Süddeutsche Zeitung

Kurzkritik:Mit den Inkas durch die Nacht

Eindrücke von "Antennenglühn", dem Festival für Neue Musik

Von Dirk Wagner

Dass eine "Nacht der Neuen Musik" bereits um 14 Uhr startet, deutet womöglich die Bereitschaft an, einen eurozentrischen Blick auf die Dinge zu verlassen. Irgendwo auf der Welt wird gerade schon Nacht sein. Allerdings hätte man das neue Festival "Antennenglühn" dann auch als "Morgen der Neuen Musik" untertiteln können.

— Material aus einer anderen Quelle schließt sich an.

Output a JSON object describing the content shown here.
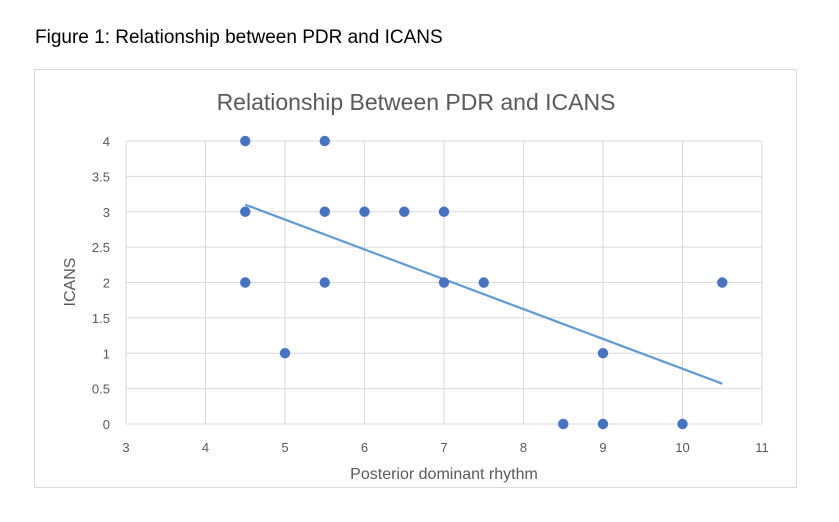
{
  "figure_caption": "Figure 1: Relationship between PDR and ICANS",
  "colors": {
    "point": "#4472c4",
    "trendline": "#5b9bd5",
    "grid": "#d9d9d9",
    "text": "#595959"
  },
  "chart_data": {
    "type": "scatter",
    "title": "Relationship Between PDR and ICANS",
    "xlabel": "Posterior dominant rhythm",
    "ylabel": "ICANS",
    "xlim": [
      3,
      11
    ],
    "ylim": [
      0,
      4
    ],
    "x_ticks": [
      "3",
      "4",
      "5",
      "6",
      "7",
      "8",
      "9",
      "10",
      "11"
    ],
    "y_ticks": [
      "0",
      "0.5",
      "1",
      "1.5",
      "2",
      "2.5",
      "3",
      "3.5",
      "4"
    ],
    "grid": true,
    "series": [
      {
        "name": "ICANS",
        "points": [
          {
            "x": 4.5,
            "y": 4
          },
          {
            "x": 5.5,
            "y": 4
          },
          {
            "x": 4.5,
            "y": 3
          },
          {
            "x": 5.5,
            "y": 3
          },
          {
            "x": 6,
            "y": 3
          },
          {
            "x": 6.5,
            "y": 3
          },
          {
            "x": 7,
            "y": 3
          },
          {
            "x": 4.5,
            "y": 2
          },
          {
            "x": 5.5,
            "y": 2
          },
          {
            "x": 7,
            "y": 2
          },
          {
            "x": 7.5,
            "y": 2
          },
          {
            "x": 10.5,
            "y": 2
          },
          {
            "x": 5,
            "y": 1
          },
          {
            "x": 9,
            "y": 1
          },
          {
            "x": 8.5,
            "y": 0
          },
          {
            "x": 9,
            "y": 0
          },
          {
            "x": 10,
            "y": 0
          }
        ]
      }
    ],
    "trendline": {
      "type": "linear",
      "x": [
        4.5,
        10.5
      ],
      "y": [
        3.1,
        0.57
      ]
    }
  }
}
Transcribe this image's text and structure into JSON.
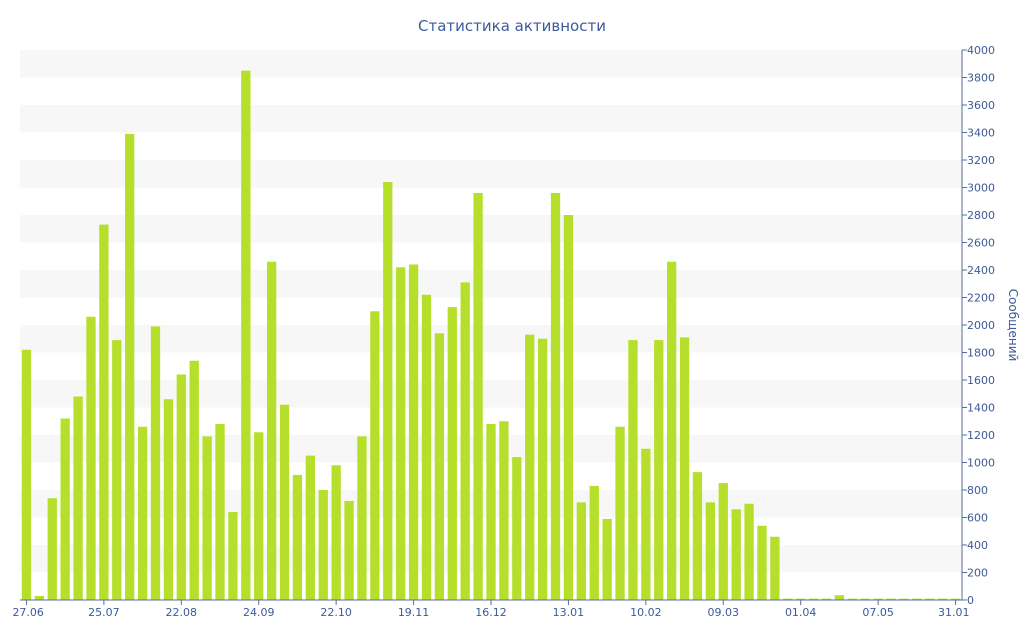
{
  "chart_data": {
    "type": "bar",
    "title": "Статистика активности",
    "ylabel": "Сообщений",
    "xlabel": "",
    "ylim": [
      0,
      4000
    ],
    "yticks": [
      0,
      200,
      400,
      600,
      800,
      1000,
      1200,
      1400,
      1600,
      1800,
      2000,
      2200,
      2400,
      2600,
      2800,
      3000,
      3200,
      3400,
      3600,
      3800,
      4000
    ],
    "grid": "alternating horizontal bands",
    "y_axis_side": "right",
    "x_tick_labels": [
      {
        "index": 0,
        "label": "27.06"
      },
      {
        "index": 6,
        "label": "25.07"
      },
      {
        "index": 12,
        "label": "22.08"
      },
      {
        "index": 18,
        "label": "24.09"
      },
      {
        "index": 24,
        "label": "22.10"
      },
      {
        "index": 30,
        "label": "19.11"
      },
      {
        "index": 36,
        "label": "16.12"
      },
      {
        "index": 42,
        "label": "13.01"
      },
      {
        "index": 48,
        "label": "10.02"
      },
      {
        "index": 54,
        "label": "09.03"
      },
      {
        "index": 60,
        "label": "01.04"
      },
      {
        "index": 66,
        "label": "07.05"
      },
      {
        "index": 72,
        "label": "31.01"
      }
    ],
    "values": [
      1820,
      30,
      740,
      1320,
      1480,
      2060,
      2730,
      1890,
      3390,
      1260,
      1990,
      1460,
      1640,
      1740,
      1190,
      1280,
      640,
      3850,
      1220,
      2460,
      1420,
      910,
      1050,
      800,
      980,
      720,
      1190,
      2100,
      3040,
      2420,
      2440,
      2220,
      1940,
      2130,
      2310,
      2960,
      1280,
      1300,
      1040,
      1930,
      1900,
      2960,
      2800,
      710,
      830,
      590,
      1260,
      1890,
      1100,
      1890,
      2460,
      1910,
      930,
      710,
      850,
      660,
      700,
      540,
      460,
      10,
      10,
      10,
      10,
      35,
      10,
      10,
      10,
      10,
      10,
      10,
      10,
      10,
      10
    ],
    "colors": {
      "bar": "#b5df2a",
      "text": "#3d5a99",
      "band": "#f7f7f7",
      "axis": "#5a6b9a"
    }
  }
}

Schließlich wird auf diesem zehnstündigen Fest in zum Teil parallel ausgetragenen Konzerten und Diskussionen der Tagesanbruch einer Neuen Musik gefeiert. Wobei so manche Morgenröte noch an die Abenddämmerung vom Vortag erinnert.

Umgekehrt wirkt die älteste Komposition im Programm, das 1966 von der 80 Jahre alten US-amerikanischen Wahlmünchnerin Gloria Coates komponierte erste Streichquartett "Protestian Quartet", in der Interpretation des Zentaur Quartetts noch so frisch, dass der Spiegelkanon zwischen den drei hohen Streichern und dem protestierenden Cello noch immer musikalisch irritiert. "Es ist fast unmöglich zu sagen, welches dieser Elemente der Spiegel ist und welches der Rahmen", hatte der britische Geiger Peter Sheppard Skærved einmal die Herausforderung des Stücks beschrieben. Mit welcher Hingabe das Zentaur Quartett samt seinem hier besonders virtuosen Cellisten Caio de Azevedo solche Herausforderung meistert, könnte schnell dazu verleiten, diesen Programmpunkt als Höhepunkt des Festivals im Gasteig zu begreifen. Doch das würde erstens verkennen, dass gleichzeitig in einem anderen Saal wegweisende Elektronika offeriert werden. Vor allem aber würde es den lichten Auftritt des Profilchors mit dem Kammerensemble der Klasse Chordirigieren ignorieren. Mit dem zweiten Satz aus "Die Hymnen des Pachacutec nach heiligen Texten der Inka für gemischten Chor und Kammerorchester" von Hans Henning Ginzel gelingt unter dem Dirigat von Helene Sattler ein Blick auf die Inka-Kultur des 15. Jahrhunderts, die Parallelen zu aktuellen religiösen Vorstellungen aufweist. Ginzel präsentiert die überlieferten Texte einer untergegangenen Kultur als moderne Kirchenmusik.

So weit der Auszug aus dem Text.